Katerados village where I’ve been coming before or after many a war zone.
©2019 Derek Henry Flood

Thera- Having come to Greece, or the Hellenic Republic as it’s actually called in English or Hellas more colloquially, for over two decades, I have a deep attachment to the place. But my personal history and relationship is a very narrow one involving just Athens and the port town of Piraeus as they relate to going back and forth to the Cyclades island group. I always have the best of intentions of visiting other parts of the country but that rarely works out. Back in 2015 in the heady summer of refugees welcome, I had finally resolved to visit Thessaloniki (aka Salonika). After paying for an airbnb in the city centre up there, I didn’t realise there were no seats on either trains or buses as genuine refugees lumped in with political asylum seekers and throngs of economic migrants posing as either of the two former heading toward Macedonia (since renamed North Macedonia to appease Greek nationalists and thereby open the door to possible EU assimilation) in their collective exodus to reach Germany or Sweden . Then there were no flights from Athens as there was an election whereby people were going home to cast votes and see family. An extreme example to be sure, but alas I’m in my content, utterly familiar Cycladian rut.

The island I may be on at any given time is a signifier of age to some degree. For much of my youth, I traveled to Ios which is situated neatly midway between here and Naxos. The island was a notorious party place since perhaps the early 1980s and so by my arrival in the late 1990s its place as a rite of passage was well established. Its pin to the ancient world was that it is said to be the burial site of Homer. Homer, if one believes he was an actual individual person depending on what side of the Homeric question the reader falls on, was born in Ionic-era Smyrna (today’s Izmir in modern Turkey), lived on Chios in the North Aegean, and perished on the “insignificant island of Ios” according to the 1965 work of the late English classicist Geoffrey Stephen Kirk entitled Homer and the Epic: A Shortened Version of The Songs of Homer.

Ios never became as developed as some of the other islands here because it had no airport and was only promoted as a fairweather destination. It was the haunt of Australian backpackers and Irish seasonal workers as I remember it. But this little place known mostly for summertime debauchery was what lured me into Greece to begin with. At night, walking back from the Chora (town) to Mylopotas beach, I would hear the bells jingling around the necks of a goat flock in the nearby brush as I trundled down the donkey path toward wherever I had a bed for the night. Beyond the red bull-fueled (and brand new thing at the time) bacchanalia in the main square, I somehow felt connected to the ancients. The constellations shone above the shimmering blue sea to give the feel of an epic, uninterrupted continuum where history never ended.

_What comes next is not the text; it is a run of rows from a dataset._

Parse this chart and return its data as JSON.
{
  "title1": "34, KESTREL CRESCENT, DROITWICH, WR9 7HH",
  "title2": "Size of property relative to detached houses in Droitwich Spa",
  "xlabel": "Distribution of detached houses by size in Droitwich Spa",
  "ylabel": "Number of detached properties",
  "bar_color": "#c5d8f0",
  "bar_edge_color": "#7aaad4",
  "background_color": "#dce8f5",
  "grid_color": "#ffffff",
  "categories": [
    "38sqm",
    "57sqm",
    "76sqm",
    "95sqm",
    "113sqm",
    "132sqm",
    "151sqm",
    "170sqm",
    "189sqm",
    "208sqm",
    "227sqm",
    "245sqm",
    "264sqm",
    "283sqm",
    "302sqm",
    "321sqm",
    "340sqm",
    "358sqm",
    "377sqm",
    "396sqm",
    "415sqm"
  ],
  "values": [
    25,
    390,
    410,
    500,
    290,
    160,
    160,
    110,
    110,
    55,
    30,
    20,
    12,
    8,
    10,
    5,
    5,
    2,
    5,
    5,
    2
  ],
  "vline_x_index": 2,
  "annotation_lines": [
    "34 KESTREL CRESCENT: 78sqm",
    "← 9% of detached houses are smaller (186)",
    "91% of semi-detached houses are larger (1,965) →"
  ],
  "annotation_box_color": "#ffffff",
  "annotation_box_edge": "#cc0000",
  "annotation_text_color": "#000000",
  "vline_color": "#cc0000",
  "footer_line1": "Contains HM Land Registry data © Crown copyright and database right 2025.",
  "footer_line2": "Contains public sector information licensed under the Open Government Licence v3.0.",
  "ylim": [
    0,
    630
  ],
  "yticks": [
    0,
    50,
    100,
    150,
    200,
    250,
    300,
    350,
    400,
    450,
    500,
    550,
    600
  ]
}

The rugged beauty of Ios on the way to Manganari beach. How I loved this place.
©2005 Derek Henry Flood

This time around I ended up on an unplanned, extended stay on Naxos, the largest of the Cycladic islands. It doesn’t have the mass global tourism of here or Mykonos owing at least partly to that it doesn’t have an international airport nor a reputation as a bucket list destination around the world. A more provincial feeling place, the tourists there were entirely mainland Greeks or Westerners and the island only had a tiny handful of male Pakistani migrant workers. Here on Thera, primarily referred to as Santorini (Santa Irini-Saint Irene), it is back to a more bustling cosmopolitan reality with huge numbers of Chinese, and now Indian, tourists who come for short, busy, selfie-laden stays. There used to be large numbers of Russians as well until sanctions were set in place for the Russian president’s war in Ukraine in 2014 and the ruble plummeted in due course. Though only a 1-2 hour ferry journey apart, it is as if Thera and Naxos are on two different planets in terms of the numbers and national demographics of visitors.

As it sit and type this rather simple blog post, the Turkish military and its Syrian Arab and/or Türkmen epigones are reportedly beginning to attack northern Syria. I’m constantly flipping back and forth from WordPress to Twitter to keep up/see what I’m missing. But Thera, as the late British novelist Lawrence Durrell once wrote about Corfu, with the encompassing Ionian sea “being like the heartbeat of the world itself.” For me that is the Aegean and Thera is my 21st century Corfu.